= Weight loss coaching =

Helping persons to reach their weight goals

Coaches are professional tutors who have expertise in their preferred area of study. Weight loss coaches, specifically, have clientele within the health and fitness industry.

A weight loss coach’s job is commonly described as a personal trainer. They fulfill the needs of individuals in order to help them reach their weight (or fitness) goals. This may include, but is not limited to, exercise and meal preparation.

== Early days ==

Back in the early 1800s is when the slang “coaching” came into play. Before, these individuals were just known as tutors. The early definition of a coach was someone who “carries” another person through tasks. Originally used in reference to schoolwork, the definition broadened into the various coaches we are familiar with today.

William Banting was a funeral director and a coffin maker from the early 19th century. He is well known for being the author of a booklet called Letter on Corpulence, Addressed to the Public'. This booklet contained some of the earliest knowledge of weight loss dieting. This letter is like a journal that includes all the different regimes Banting tried until finding one that worked. From all the fails, came the low-carb diet breakthrough which is still heavily researched and used today.

In 1978 Susie Orbach published her book Fat is a Feminist Issue. One of the first texts to highlight the relationship between behavior, culture and weight gain. In her book Susie looks at how food becomes associated with love, comfort and nurture and how this can manifest in overeating behaviors. For a long time, it has been recognized that attitude can have an impact upon the maintenance of a healthy weight.

=== Methods ===

Coaches use many techniques. Borrowing the concept of modeling from NLP, a weight loss coach will identify the behaviors associated with those of normal weight individuals and help the overweight individual to adopt many of these behaviors for themselves. The process will involve establishing which of the behaviors will serve the individual best and how to make it easier to follow such helpful behaviors.

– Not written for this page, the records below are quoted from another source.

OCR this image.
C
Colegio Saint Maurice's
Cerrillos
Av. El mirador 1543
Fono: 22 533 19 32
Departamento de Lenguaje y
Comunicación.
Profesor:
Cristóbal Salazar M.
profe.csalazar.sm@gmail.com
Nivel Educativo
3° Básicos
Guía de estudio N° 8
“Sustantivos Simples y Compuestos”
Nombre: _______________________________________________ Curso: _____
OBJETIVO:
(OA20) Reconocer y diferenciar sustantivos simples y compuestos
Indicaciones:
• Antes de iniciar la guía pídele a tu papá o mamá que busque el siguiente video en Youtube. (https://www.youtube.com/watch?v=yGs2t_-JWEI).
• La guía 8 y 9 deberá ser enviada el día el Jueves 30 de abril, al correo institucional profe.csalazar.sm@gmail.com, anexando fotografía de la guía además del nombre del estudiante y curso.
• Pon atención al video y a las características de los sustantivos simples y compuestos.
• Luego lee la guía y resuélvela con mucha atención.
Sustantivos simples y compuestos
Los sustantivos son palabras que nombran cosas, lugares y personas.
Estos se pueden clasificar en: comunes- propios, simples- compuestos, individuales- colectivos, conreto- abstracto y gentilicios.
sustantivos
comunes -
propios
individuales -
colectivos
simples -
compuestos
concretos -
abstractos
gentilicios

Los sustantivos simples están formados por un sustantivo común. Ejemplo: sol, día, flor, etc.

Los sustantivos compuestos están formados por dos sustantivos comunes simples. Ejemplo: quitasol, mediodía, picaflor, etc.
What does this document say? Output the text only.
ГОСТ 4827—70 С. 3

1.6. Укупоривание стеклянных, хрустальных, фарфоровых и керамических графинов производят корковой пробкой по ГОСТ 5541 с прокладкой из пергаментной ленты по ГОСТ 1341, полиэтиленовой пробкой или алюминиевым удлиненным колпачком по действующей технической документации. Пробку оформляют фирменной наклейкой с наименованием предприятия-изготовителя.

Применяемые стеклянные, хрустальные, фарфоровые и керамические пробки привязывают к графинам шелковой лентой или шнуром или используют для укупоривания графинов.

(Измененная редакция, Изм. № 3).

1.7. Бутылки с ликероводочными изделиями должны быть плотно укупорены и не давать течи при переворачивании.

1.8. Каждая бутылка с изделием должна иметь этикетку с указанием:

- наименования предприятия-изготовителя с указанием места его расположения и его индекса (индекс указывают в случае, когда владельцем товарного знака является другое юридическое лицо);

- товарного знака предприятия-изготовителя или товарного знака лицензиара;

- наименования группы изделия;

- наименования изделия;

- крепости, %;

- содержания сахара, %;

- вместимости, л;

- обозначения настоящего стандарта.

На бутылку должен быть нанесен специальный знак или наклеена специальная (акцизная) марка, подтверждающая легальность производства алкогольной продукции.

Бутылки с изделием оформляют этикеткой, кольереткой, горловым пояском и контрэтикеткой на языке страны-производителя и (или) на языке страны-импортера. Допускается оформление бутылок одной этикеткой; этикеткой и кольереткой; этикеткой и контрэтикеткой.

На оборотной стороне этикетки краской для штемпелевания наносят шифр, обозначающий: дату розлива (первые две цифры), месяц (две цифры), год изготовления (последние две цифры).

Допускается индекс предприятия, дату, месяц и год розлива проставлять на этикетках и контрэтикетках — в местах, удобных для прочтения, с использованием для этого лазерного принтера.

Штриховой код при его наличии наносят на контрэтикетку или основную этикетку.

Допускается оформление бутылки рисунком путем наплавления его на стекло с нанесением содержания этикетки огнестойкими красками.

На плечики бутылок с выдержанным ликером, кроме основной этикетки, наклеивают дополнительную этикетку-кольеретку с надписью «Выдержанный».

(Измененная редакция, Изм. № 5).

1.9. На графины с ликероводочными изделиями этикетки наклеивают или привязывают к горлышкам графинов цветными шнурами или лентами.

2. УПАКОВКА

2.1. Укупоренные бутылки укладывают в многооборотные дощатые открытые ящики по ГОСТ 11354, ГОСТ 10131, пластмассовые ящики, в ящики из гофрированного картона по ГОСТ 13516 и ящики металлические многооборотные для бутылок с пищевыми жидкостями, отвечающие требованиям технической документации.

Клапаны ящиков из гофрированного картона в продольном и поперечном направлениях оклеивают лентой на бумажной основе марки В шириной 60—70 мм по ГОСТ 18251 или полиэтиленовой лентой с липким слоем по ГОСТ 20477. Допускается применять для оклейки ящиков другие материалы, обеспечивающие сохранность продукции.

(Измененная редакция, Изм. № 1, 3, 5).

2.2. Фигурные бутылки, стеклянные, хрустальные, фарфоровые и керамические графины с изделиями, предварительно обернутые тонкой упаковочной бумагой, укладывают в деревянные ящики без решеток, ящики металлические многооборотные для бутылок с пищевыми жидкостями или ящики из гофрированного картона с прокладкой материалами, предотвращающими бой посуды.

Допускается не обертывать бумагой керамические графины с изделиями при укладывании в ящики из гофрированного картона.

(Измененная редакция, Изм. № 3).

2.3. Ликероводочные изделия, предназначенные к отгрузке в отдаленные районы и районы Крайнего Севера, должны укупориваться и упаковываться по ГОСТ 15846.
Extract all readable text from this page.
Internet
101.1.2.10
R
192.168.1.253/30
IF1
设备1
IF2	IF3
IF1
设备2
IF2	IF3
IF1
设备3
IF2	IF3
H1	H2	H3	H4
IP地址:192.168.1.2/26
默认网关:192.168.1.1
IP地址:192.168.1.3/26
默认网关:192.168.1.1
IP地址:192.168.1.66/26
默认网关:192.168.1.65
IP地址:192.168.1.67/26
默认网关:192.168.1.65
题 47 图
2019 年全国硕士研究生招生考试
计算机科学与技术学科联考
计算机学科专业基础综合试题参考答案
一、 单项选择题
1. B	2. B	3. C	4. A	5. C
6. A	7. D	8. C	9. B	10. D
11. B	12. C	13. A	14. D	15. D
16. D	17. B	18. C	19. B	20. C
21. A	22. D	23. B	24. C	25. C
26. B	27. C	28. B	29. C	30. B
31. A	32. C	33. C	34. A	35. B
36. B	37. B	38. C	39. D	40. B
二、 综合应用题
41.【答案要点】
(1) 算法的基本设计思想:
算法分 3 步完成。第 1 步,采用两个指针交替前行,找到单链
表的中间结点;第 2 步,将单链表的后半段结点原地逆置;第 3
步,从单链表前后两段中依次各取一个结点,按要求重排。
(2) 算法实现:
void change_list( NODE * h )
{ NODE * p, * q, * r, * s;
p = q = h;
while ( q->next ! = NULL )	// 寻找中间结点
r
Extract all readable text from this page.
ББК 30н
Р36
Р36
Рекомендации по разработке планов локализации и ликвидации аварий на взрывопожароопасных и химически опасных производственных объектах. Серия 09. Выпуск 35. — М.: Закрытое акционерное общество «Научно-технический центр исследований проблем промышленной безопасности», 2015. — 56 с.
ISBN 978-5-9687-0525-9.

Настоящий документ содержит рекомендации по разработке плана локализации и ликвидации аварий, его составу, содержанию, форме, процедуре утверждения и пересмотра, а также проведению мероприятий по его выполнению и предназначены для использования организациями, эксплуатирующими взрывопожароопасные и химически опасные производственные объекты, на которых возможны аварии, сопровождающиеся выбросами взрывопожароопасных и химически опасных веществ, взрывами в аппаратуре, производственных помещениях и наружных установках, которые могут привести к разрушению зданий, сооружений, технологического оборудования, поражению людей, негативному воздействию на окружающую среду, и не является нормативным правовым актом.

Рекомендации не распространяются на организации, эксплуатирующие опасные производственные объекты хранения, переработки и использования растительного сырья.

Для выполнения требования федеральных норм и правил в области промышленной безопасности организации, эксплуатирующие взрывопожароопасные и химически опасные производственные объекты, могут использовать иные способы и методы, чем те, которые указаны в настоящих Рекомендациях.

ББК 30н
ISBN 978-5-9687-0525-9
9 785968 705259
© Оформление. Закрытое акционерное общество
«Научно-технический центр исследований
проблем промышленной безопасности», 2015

A coach will also work with the individual to establish what their original beliefs, values and behaviors associated with food and their diet are. These can be explored with a view to adopting adaptations of these beliefs and behaviors that will be beneficial to the individual, whilst losing those that are not beneficial. The coach can also help to motivate with their desire to lose weight.

These professionals help set realistic goals for weight loss and develop a plan to attain the goals. This plan can include actions, research and education. The plan is also driven by the individual, so it is tailored to them and not a "one size fits all" plan. The coach will help to consolidate all the ideas of the individual into steps which take them towards losing weight.

Alongside food, key factors of weight loss are exercise. This includes many forms of cardio, and strength training.

Coaches chose to work in a variety of methods. The most common is one-to-one coaching, either by telephone or face to face. Some coaches work in groups running classes and workshops. Less common is e-coaching, which is working via email, webinars and instant messaging. Some coaches are beginning to launch on line courses, where email support and exercises are given to the individual for them to work on in their own time.

== Not just food ==

Weight loss coaching recognizes that it is not just food that leads to weight gain. Exercise has long been associated with weight management but less known associations like sleep, particularly in teenagers, and stress, have also been shown to affect the body's ability to lose weight.

== Research ==
Interactive health coaching interventions have been studied for their effect on weight loss in obese adult employees and has shown to be effective. E-coaching for weight loss has also been studied and has been shown to be effective. Findings from a 2014 systematic review suggest counseling, either in-person or by phone, by trained medical interventionists may also be effective in inducing weight loss in patients. Weight loss and malnutrition in COVID-19 patients found connected in the research. According to the Journal of Medical Internet Research, experiments were done with real individuals to see the effects of coaching in relation to weight loss. Julie Kennel talk about a similar topic in her article called Health and Wellness Coaching Improves Weight and Nutrition Behaviors.